Tuesday, August 23, 2016
Back in the Saddle Again
On a lighter note, Mel Brooks is "Back in the Saddle," taking questions after a screening of Blazing Saddles at the Radio City Music Hall on September 1. Clearly, this is his favorite movie, as he claims to have seen it at least 2000 times, but gives his 11-year-old grandson kudos for pulling up quotes at the perfect time, such as "somebody has gotta go back and get a shit load of dimes," at the supermarket check-out line.
It's one of those movies you simply don't forget, recalling scenes at odd times and having to stifle a guffaw, as it is too much trouble to try to explain. You have to see Blazing Saddles to understand why it is so funny.

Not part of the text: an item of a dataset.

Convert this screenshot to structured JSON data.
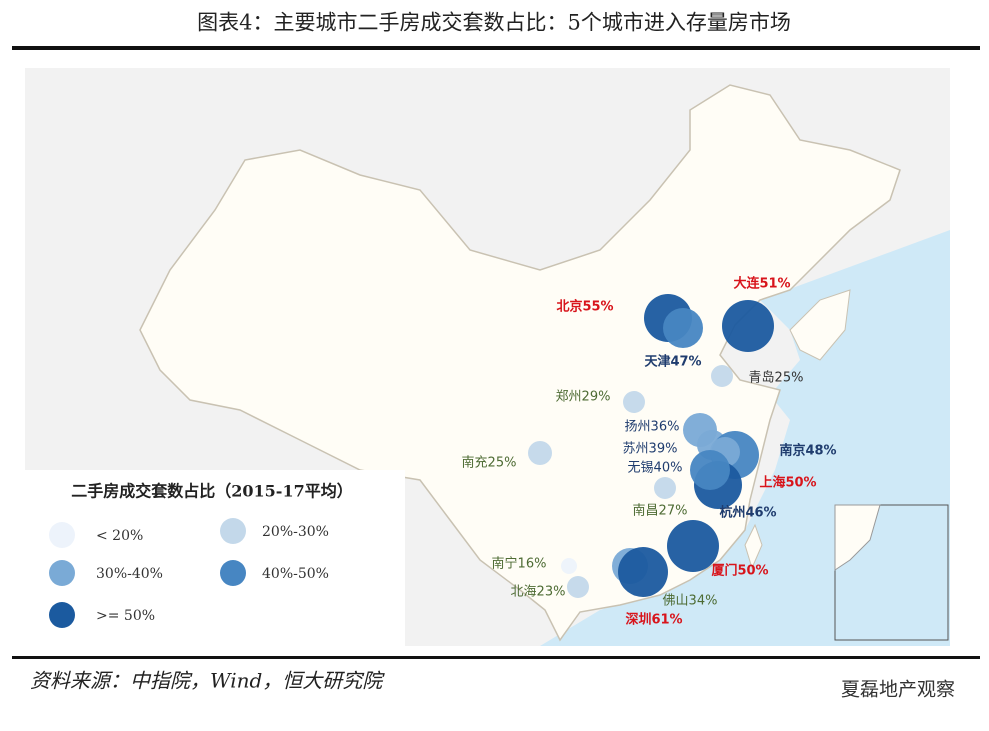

Brooks doesn't think he would be able to make the movie in today's PC-minded world, but is Trump really that much different from Hedley Lamarr? The humor still rings true today, which is why people still turn up to watch it, especially if the King of Comedy is going to be there to answer questions afterward.
The story revolves around a black sheriff trying to defend a white town against an army of horse thieves, bull dikes, train robbers, chain robbers ... so that Gov. William J. Le Petomane (played by Brooks) can run a railroad through the town. The role fell to Cleavon Little when the studio rejected Richard Pryor because of a recent drug arrest. Pryor would co-write the screenplay with Brooks.
The film fed off the racist and misogynistic stereotypes of Westerns. Apparently, Brooks worried that they were saying "nigger" too much, but Pryor assured him it was fine as long as the racists and bad guys said it.
Gene Wilder was the perfect sidekick to Sheriff Bart as the "Waco Kid," keeping his dry humor as close to his hip as his gun. Wilder was also a stand-in as Brooks initially wanted Gig Young, but Gig was too drunk to play the role and couldn't get out any of the lines. Wilder had long been one of Brooks' favorites and for good reason. He could always be counted on to deliver the lines.
Madeline Kahn proved to have a great pair of legs, reprising Marlene Dietrich's role from Destry Rides Again. Many other familiar faces as well, but it was Alex Karras who stole the show by punching out a horse, which wouldn't sit too well today with PETA.
I never get tired of watching this movie.